Armées - Culture - Editoriaux - Histoire - Politique - Sport - 28 août 2017

Douce France : en parcourant la ligne Maginot

Ah, cette douce France qui permet de rattraper celle qui a oublié d’être française ! Je ne veux pas parler des sublimes paysages que le Bon Dieu a créés pour nous être agréable dans notre bien-aimé Hexagone. Non, je veux évoquer aujourd’hui des Français, nés sur la terre déchirée de Lorraine et que j’ai rencontrés lors d’un épisode de vacances dites culturelles.

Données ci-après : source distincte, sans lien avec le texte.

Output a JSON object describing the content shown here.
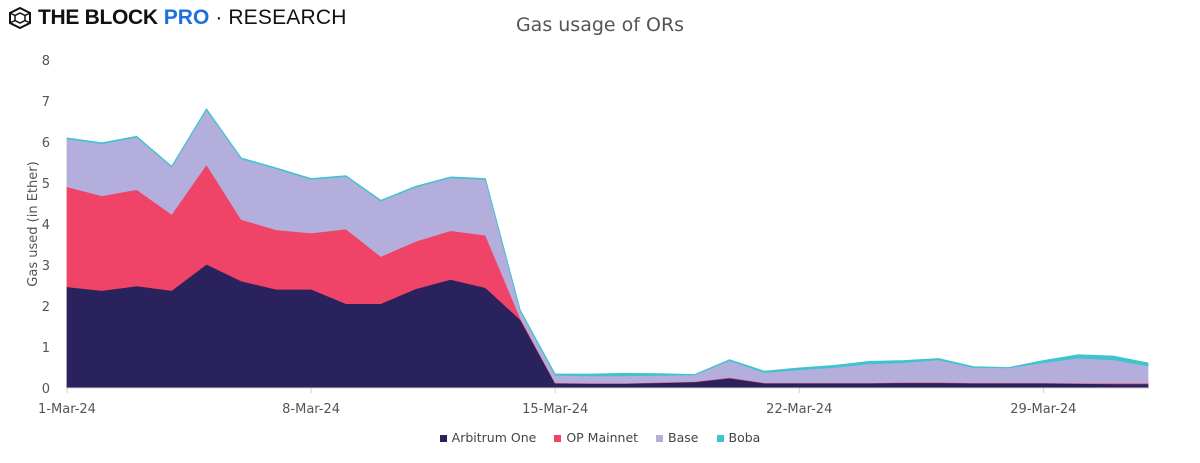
{
  "logo": {
    "brand": "THE BLOCK",
    "pro": "PRO",
    "sep": "·",
    "section": "RESEARCH"
  },
  "chart_data": {
    "type": "area",
    "stacked": true,
    "title": "Gas usage of ORs",
    "xlabel": "",
    "ylabel": "Gas used (in Ether)",
    "ylim": [
      0,
      8
    ],
    "yticks": [
      0,
      1,
      2,
      3,
      4,
      5,
      6,
      7,
      8
    ],
    "x": [
      "1-Mar-24",
      "2-Mar-24",
      "3-Mar-24",
      "4-Mar-24",
      "5-Mar-24",
      "6-Mar-24",
      "7-Mar-24",
      "8-Mar-24",
      "9-Mar-24",
      "10-Mar-24",
      "11-Mar-24",
      "12-Mar-24",
      "13-Mar-24",
      "14-Mar-24",
      "15-Mar-24",
      "16-Mar-24",
      "17-Mar-24",
      "18-Mar-24",
      "19-Mar-24",
      "20-Mar-24",
      "21-Mar-24",
      "22-Mar-24",
      "23-Mar-24",
      "24-Mar-24",
      "25-Mar-24",
      "26-Mar-24",
      "27-Mar-24",
      "28-Mar-24",
      "29-Mar-24",
      "30-Mar-24",
      "31-Mar-24",
      "1-Apr-24"
    ],
    "xtick_labels": [
      {
        "index": 0,
        "label": "1-Mar-24"
      },
      {
        "index": 7,
        "label": "8-Mar-24"
      },
      {
        "index": 14,
        "label": "15-Mar-24"
      },
      {
        "index": 21,
        "label": "22-Mar-24"
      },
      {
        "index": 28,
        "label": "29-Mar-24"
      }
    ],
    "legend_position": "bottom",
    "series": [
      {
        "name": "Arbitrum One",
        "color": "#2a225c",
        "values": [
          2.47,
          2.38,
          2.49,
          2.38,
          3.02,
          2.61,
          2.41,
          2.41,
          2.06,
          2.06,
          2.42,
          2.65,
          2.45,
          1.67,
          0.12,
          0.11,
          0.11,
          0.13,
          0.15,
          0.24,
          0.12,
          0.12,
          0.12,
          0.12,
          0.13,
          0.13,
          0.12,
          0.12,
          0.12,
          0.11,
          0.1,
          0.1
        ]
      },
      {
        "name": "OP Mainnet",
        "color": "#ef4467",
        "values": [
          2.44,
          2.31,
          2.35,
          1.86,
          2.43,
          1.5,
          1.45,
          1.37,
          1.82,
          1.15,
          1.16,
          1.19,
          1.28,
          0.04,
          0.01,
          0.01,
          0.01,
          0.01,
          0.01,
          0.02,
          0.01,
          0.01,
          0.01,
          0.01,
          0.01,
          0.01,
          0.01,
          0.01,
          0.01,
          0.01,
          0.02,
          0.02
        ]
      },
      {
        "name": "Base",
        "color": "#b4aedd",
        "values": [
          1.17,
          1.27,
          1.28,
          1.15,
          1.34,
          1.48,
          1.49,
          1.31,
          1.28,
          1.35,
          1.32,
          1.29,
          1.36,
          0.17,
          0.18,
          0.18,
          0.18,
          0.17,
          0.16,
          0.41,
          0.25,
          0.32,
          0.37,
          0.46,
          0.48,
          0.55,
          0.37,
          0.36,
          0.49,
          0.61,
          0.57,
          0.42
        ]
      },
      {
        "name": "Boba",
        "color": "#3dc4cc",
        "values": [
          0.02,
          0.02,
          0.02,
          0.02,
          0.02,
          0.02,
          0.02,
          0.02,
          0.02,
          0.02,
          0.02,
          0.02,
          0.02,
          0.02,
          0.03,
          0.04,
          0.06,
          0.04,
          0.01,
          0.02,
          0.03,
          0.04,
          0.05,
          0.06,
          0.05,
          0.03,
          0.02,
          0.01,
          0.05,
          0.08,
          0.09,
          0.07
        ]
      }
    ]
  }
}
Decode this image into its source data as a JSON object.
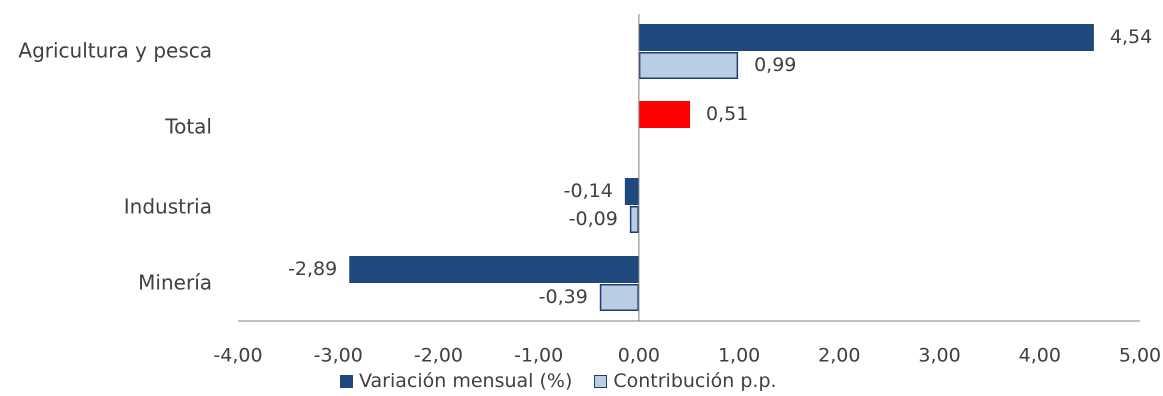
{
  "colors": {
    "variacion": "#1F497D",
    "contribucion": "#B9CDE5",
    "contribucion_border": "#1F3E70",
    "total": "#FF0000",
    "axis": "#7F7F7F"
  },
  "chart_data": {
    "type": "bar",
    "orientation": "horizontal",
    "categories": [
      "Agricultura y pesca",
      "Total",
      "Industria",
      "Minería"
    ],
    "series": [
      {
        "name": "Variación mensual (%)",
        "values": [
          4.54,
          0.51,
          -0.14,
          -2.89
        ]
      },
      {
        "name": "Contribución p.p.",
        "values": [
          0.99,
          null,
          -0.09,
          -0.39
        ]
      }
    ],
    "value_labels": {
      "variacion": [
        "4,54",
        "0,51",
        "-0,14",
        "-2,89"
      ],
      "contribucion": [
        "0,99",
        null,
        "-0,09",
        "-0,39"
      ]
    },
    "xlim": [
      -4,
      5
    ],
    "xticks": [
      -4,
      -3,
      -2,
      -1,
      0,
      1,
      2,
      3,
      4,
      5
    ],
    "xtick_labels": [
      "-4,00",
      "-3,00",
      "-2,00",
      "-1,00",
      "0,00",
      "1,00",
      "2,00",
      "3,00",
      "4,00",
      "5,00"
    ],
    "grid": false,
    "legend_position": "bottom"
  }
}
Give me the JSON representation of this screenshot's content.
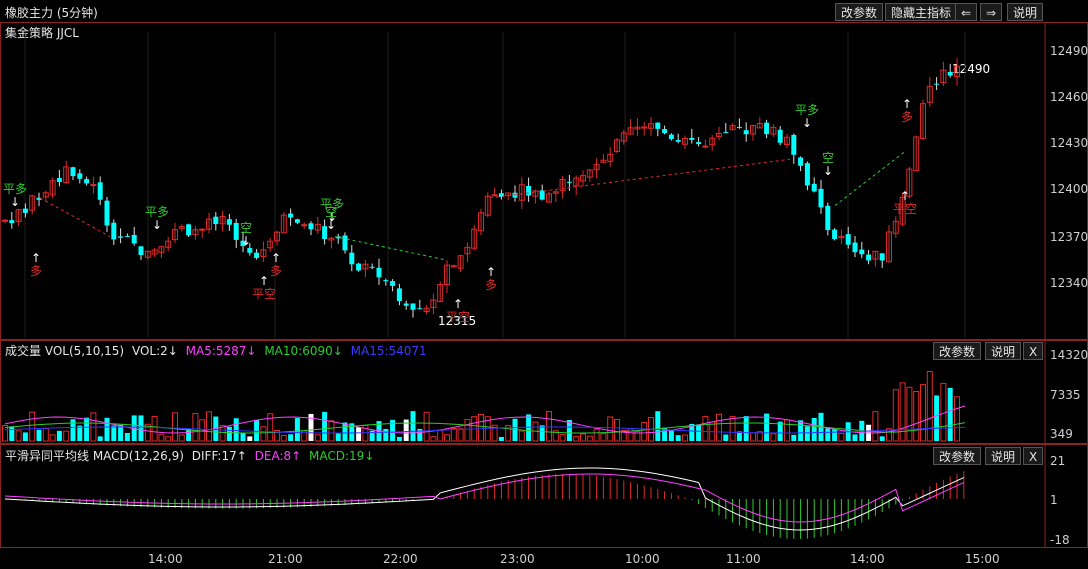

Cela faisait très longtemps que je m’étais intéressé à ces forteresses souterraines créées entre les deux guerres sur le front de l’Est « au cas où », à l’initiative du ministre de la Guerre de l’époque André Maginot et qui allait donner son nom à la ligne de défense qui s’étendait des Ardennes au Rhin, puis dans les Alpes et même en Corse… Je savais que plusieurs ouvrages avaient été réhabilités au titre de notre mémoire vivante et historique. J’ignorais qu’ils le furent non par l’État mais pas des passionnés d’histoire.

Car passionnés, il faut l’être pour avoir consacré ses loisirs et ses fonds personnels afin de redonner vie à ces énormes blockhaus abandonnés par l’État au bon vouloir de la nature ou des pilleurs. Je vous encourage très vivement à visiter le fort du Hackenberg. Il est ouvert toute l’année à moins de trois heures de Paris. Vous y rencontrerez une poignée d’hommes qui se sont dévoués pour lui conserver non pas sa raison d’être (puisque l’Allemagne n’est plus l’ennemi d’hier) mais pour témoigner de la folie des hommes et de leur formidable envie de se défendre.

Alain, notre guide, nous expliquera pendant trois heures quelle fut la vie de ce millier de soldats pendant la drôle de guerre. Il s’offusque de la contre-vérité historique qui nous a tous appris que la ligne Maginot n’avait servi à rien, et que ses défenseurs se la coulaient douce pendant que les troupes nazies envahissaient le nord de la France à marche forcée. Non, dit-il avec conviction, ce barrage de 53 gros ouvrages d’artillerie, de 152 tourelles à éclipse et de 1.533 cloches blindées, a bien au contraire obligé les armées allemandes à passer par la Belgique. Leur chefs savaient que jamais ils ne franchiraient la ligne Maginot. Et si nos soldats qui défendaient le Hackenberg, par exemple, n’avaient pas reçu l’ordre politique de cesser le combat, ils auraient eu les moyens de résister sans perte au fond de leur forteresse blindée pendant des mois.

Après l’armistice, le fort servi d’usine souterraine aux Allemands et, en 1944, les Américains eurent beaucoup de mal à venir à bout des troupes qui défendaient le Hackenberg. Des centaines d’obus ébréchèrent à peine les 2,50 m de béton armé dont, de l’extérieur, on aperçoit les impacts.

Ouvrage coûteux mais loin d’avoir été inutile, la ligne Maginot reste l’un des chefs-d’œuvre de l’art militaire. Si la ligne avait été prolongée jusqu’à Dunkerque, nul ne peut douter que les troupes allemandes auraient eu beaucoup de mal à envahir le nord de la France à la vitesse de leurs chars.

C’est donc grâce à une association, Amifort, que l’on peut aujourd’hui se rendre compte de la puissance de ce genre d’ouvrages : dix kilomètres de galeries creusées de moins 30 à moins 70 mètres sous la terre de Moselle, parcourues par un petit train chargé de transporter munitions et matériel. Son actuel président Claude Poesy insiste sur le devoir de mémoire et rappelle la célèbre citation de Winston Churchill : « Un peuple qui oublie son passé se condamne à le revivre. » Ce qui, dans le cas de la Seconde Guerre mondiale, serait terrible, avec ou sans ligne Maginot, devenue, de toutes façons, inutilisable et musée.

En passant par la Lorraine, tellement française, venez visiter la ligne Maginot.